Sanders Campaign Manager Faiz Shakir, who served as a CAP vice president, conceded in a leaked 2011 e-mail that his subordinates used "terrible, anti-Semitic language," but he did not offer a forceful public condemnation.
Shakir defended then-U.S. Rep. Keith Ellison in late 2016, when Ellison, then a Minnesota congressman, sought to become chairman of the Democratic National Committee. The IPT obtained a 2010 recording in which Ellison said that Israel had too much power of American foreign policy.
"The United States foreign policy in the Middle East is governed by what is good or bad through a country of 7 million people. A region of 350 million all turns on a country of 7 million. Does that make sense?" Ellison asked. "... When the Americans who trace their roots back to those 350 million get involved, everything changes."
"No, the Keith Ellison Tape Isn't Anti-Israel — and Shouldn't Torpedo His Run [for DNC Chairman] http://jd.fo/ocFa ," Shakir wrote on Twitter. Ellison lost his bid to run the DNC.
Duss and Shakir aren't the only Sanders staffers tainted by anti-Semitism accusations.

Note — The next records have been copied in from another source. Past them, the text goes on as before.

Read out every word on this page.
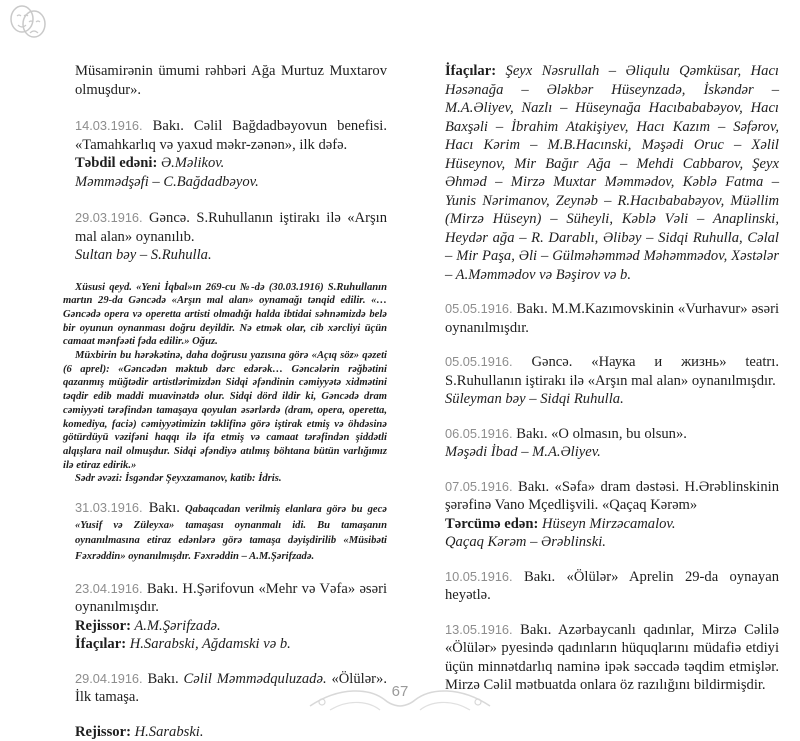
Müsamirənin ümumi rəhbəri Ağa Murtuz Muxtarov olmuşdur».

14.03.1916. Bakı. Cəlil Bağdadbəyovun benefisi. «Tamahkarlıq və yaxud məkr-zənən», ilk dəfə.

Təbdil edəni: Ə.Məlikov.

Məmmədşəfi – C.Bağdadbəyov.

29.03.1916. Gəncə. S.Ruhullanın iştirakı ilə «Arşın mal alan» oynanılıb.

Sultan bəy – S.Ruhulla.

Xüsusi qeyd. «Yeni İqbal»ın 269-cu №-də (30.03.1916) S.Ruhullanın martın 29-da Gəncədə «Arşın mal alan» oynamağı tənqid edilir. «…Gəncədə opera və operetta artisti olmadığı halda ibtidai səhnəmizdə belə bir oyunun oynanması doğru deyildir. Nə etmək olar, cib xərcliyi üçün camaat mənfəəti fəda edilir.» Oğuz.

Müxbirin bu hərəkətinə, daha doğrusu yazısına görə «Açıq söz» qəzeti (6 aprel): «Gəncədən məktub dərc edərək… Gəncələrin rəğbətini qazanmış müğtədir artistlərimizdən Sidqi əfəndinin cəmiyyətə xidmətini təqdir edib maddi muavinətdə olur. Sidqi dörd ildir ki, Gəncədə dram cəmiyyəti tərəfindən tamaşaya qoyulan əsərlərdə (dram, opera, operetta, komediya, faciə) cəmiyyətimizin təklifinə görə iştirak etmiş və öhdəsinə götürdüyü vəzifəni haqqı ilə ifa etmiş və camaat tərəfindən şiddətli alqışlara nail olmuşdur. Sidqi əfəndiyə atılmış böhtana bütün varlığımız ilə etiraz edirik.»

Sədr əvəzi: İsgəndər Şeyxzamanov, katib: İdris.

31.03.1916. Bakı. Qabaqcadan verilmiş elanlara görə bu gecə «Yusif və Züleyxa» tamaşası oynanmalı idi. Bu tamaşanın oynanılmasına etiraz edənlərə görə tamaşa dəyişdirilib «Müsibəti Fəxrəddin» oynanılmışdır. Fəxrəddin – A.M.Şərifzadə.

23.04.1916. Bakı. H.Şərifovun «Mehr və Vəfa» əsəri oynanılmışdır.

Rejissor: A.M.Şərifzadə.

İfaçılar: H.Sarabski, Ağdamski və b.

29.04.1916. Bakı. Cəlil Məmmədquluzadə. «Ölülər». İlk tamaşa.

Rejissor: H.Sarabski.

İfaçılar: Şeyx Nəsrullah – Əliqulu Qəmküsar, Hacı Həsənağa – Ələkbər Hüseynzadə, İskəndər – M.A.Əliyev, Nazlı – Hüseynağa Hacıbababəyov, Hacı Baxşəli – İbrahim Atakişiyev, Hacı Kazım – Səfərov, Hacı Kərim – M.B.Hacınski, Məşədi Oruc – Xəlil Hüseynov, Mir Bağır Ağa – Mehdi Cabbarov, Şeyx Əhməd – Mirzə Muxtar Məmmədov, Kəblə Fatma – Yunis Nərimanov, Zeynəb – R.Hacıbababəyov, Müəllim (Mirzə Hüseyn) – Süheyli, Kəblə Vəli – Anaplinski, Heydər ağa – R. Darablı, Əlibəy – Sidqi Ruhulla, Cəlal – Mir Paşa, Əli – Gülməhəmməd Məhəmmədov, Xəstələr – A.Məmmədov və Bəşirov və b.

05.05.1916. Bakı. M.M.Kazımovskinin «Vurhavur» əsəri oynanılmışdır.

05.05.1916. Gəncə. «Наука и жизнь» teatrı. S.Ruhullanın iştirakı ilə «Arşın mal alan» oynanılmışdır.

Süleyman bəy – Sidqi Ruhulla.

06.05.1916. Bakı. «O olmasın, bu olsun».

Məşədi İbad – M.A.Əliyev.

07.05.1916. Bakı. «Səfa» dram dəstəsi. H.Ərəblinskinin şərəfinə Vano Mçedlişvili. «Qaçaq Kərəm»

Tərcümə edən: Hüseyn Mirzəcamalov.

Qaçaq Kərəm – Ərəblinski.

10.05.1916. Bakı. «Ölülər» Aprelin 29-da oynayan heyətlə.

13.05.1916. Bakı. Azərbaycanlı qadınlar, Mirzə Cəlilə «Ölülər» pyesində qadınların hüquqlarını müdafiə etdiyi üçün minnətdarlıq naminə ipək səccadə təqdim etmişlər. Mirzə Cəlil mətbuatda onlara öz razılığını bildirmişdir.

67
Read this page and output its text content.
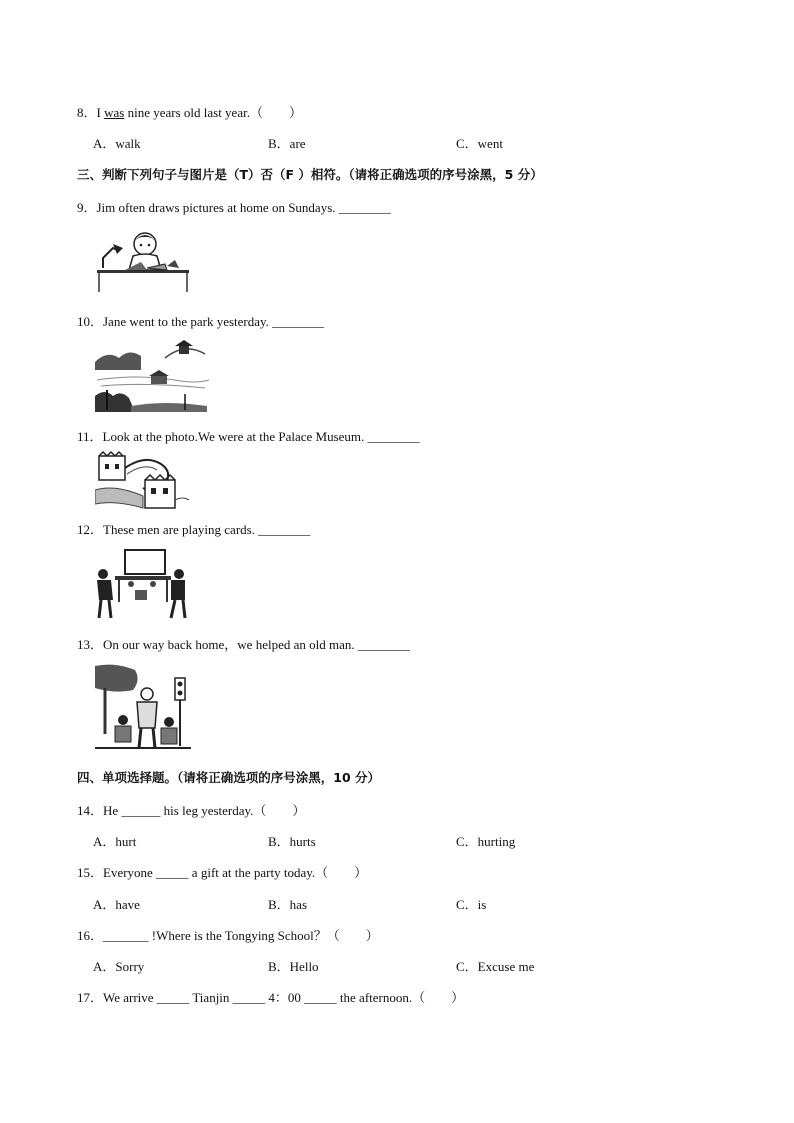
8．I was nine years old last year.（　　）
A．walk	B．are	C．went
三、判断下列句子与图片是（T）否（F ）相符。（请将正确选项的序号涂黑，5 分）
9．Jim often draws pictures at home on Sundays. ________
10．Jane went to the park yesterday. ________
11．Look at the photo.We were at the Palace Museum. ________
12．These men are playing cards. ________
13．On our way back home，we helped an old man. ________
四、单项选择题。（请将正确选项的序号涂黑，10 分）
14．He ______ his leg yesterday.（　　）
A．hurt	B．hurts	C．hurting
15．Everyone _____ a gift at the party today.（　　）
A．have	B．has	C．is
16．_______ !Where is the Tongying School？（　　）
A．Sorry	B．Hello	C．Excuse me
17．We arrive _____ Tianjin _____ 4：00 _____ the afternoon.（　　）
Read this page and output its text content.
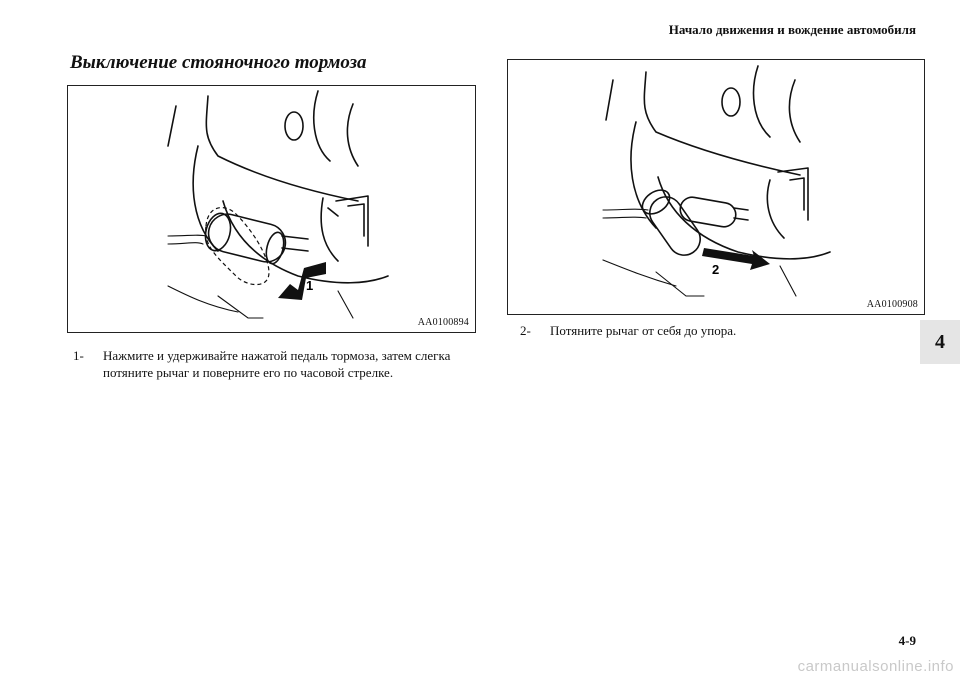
Начало движения и вождение автомобиля
Выключение стояночного тормоза
1
AA0100894
2
AA0100908
1-	Нажмите и удерживайте нажатой педаль тормоза, затем слегка потяните рычаг и поверните его по часовой стрелке.
2-	Потяните рычаг от себя до упора.	4
4-9
carmanualsonline.info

Deputy Campaign Manager Ari Rabin-Havt, who previously worked as executive vice president of the liberal group Media Matters, refused to condemn staff writer M.J. Rosenberg for using the term "Israel Firster" in 2011. "I'm not going to get in a debate about tweets," Rabin-Havt told The Washington Free Beacon.
Sanders senior adviser Chuck Rocha expressed support for U.S. Rep. Ilhan Omar, after she endorsed Sanders in October, despite her notorious anti-Semitic comments.
"I'm proud to stand with sister @IlhanMN and @AOC theese (sic) amazing leader live their values daily and motivate people of color like me fighting a rigged system with @BernieSanders #SquadGoals #brownconsultantsmatter," Rocha wrote.
Likewise, Rocha thanked fellow anti-Semitic squad member Rep. Rashida Tlaib for her endorsement of Sanders.
"Welcome aboard @RashidaTlaib we are honored to have you fighting along side @BernieSanders and our crew! #notmeus," Rocha wrote in October.
In sum, the Sanders campaign has surrogates who would like to see Israel eliminated, and staffers who accuse supporters of the state of having dual loyalties.
"Bernie Sanders is a pure hypocrite, unadulterated hypocrite, that talks about values, that talks about how he supports Israel and so on, and the people around him are the most malicious vile anti-Semites," Hikind said. "I don't know how he's getting away with it. I'm a Democrat, and as a fellow Democrat I tend to ask tough questions. How ... is he getting away with it?
"He's a leading candidate; he's not a fringe candidate."
Hikind warns many Democrats are angry with what they see as indifference to anti-Semitism from the Left and intend to punish their party for supporting anti-Semites.
Some analysts saw last week's electoral wipeout of the U.K. Labour Party as a warning.
"[Labour Leader Jeremy] Corbyn rendered his party toxic. His penchant for standing in solidarity with terrorists and anti-Semites opened a seal out of which a cascade of anti-Jewish sentiments poured, engulfing his party in scandal," Noah Rothman wrote in Commentary magazine. "His brand of radical socialism was insufferably hidebound. His expressions of sympathy for history's greatest criminals were thoughtlessly dogmatic."
Labour candidates suffered their worst defeat in almost 100 years as a result, and the Conservative Party won a 78-seat majority.
The same sort of defeat could happen in the United States if Sanders emerges as the nominee, Hikind said.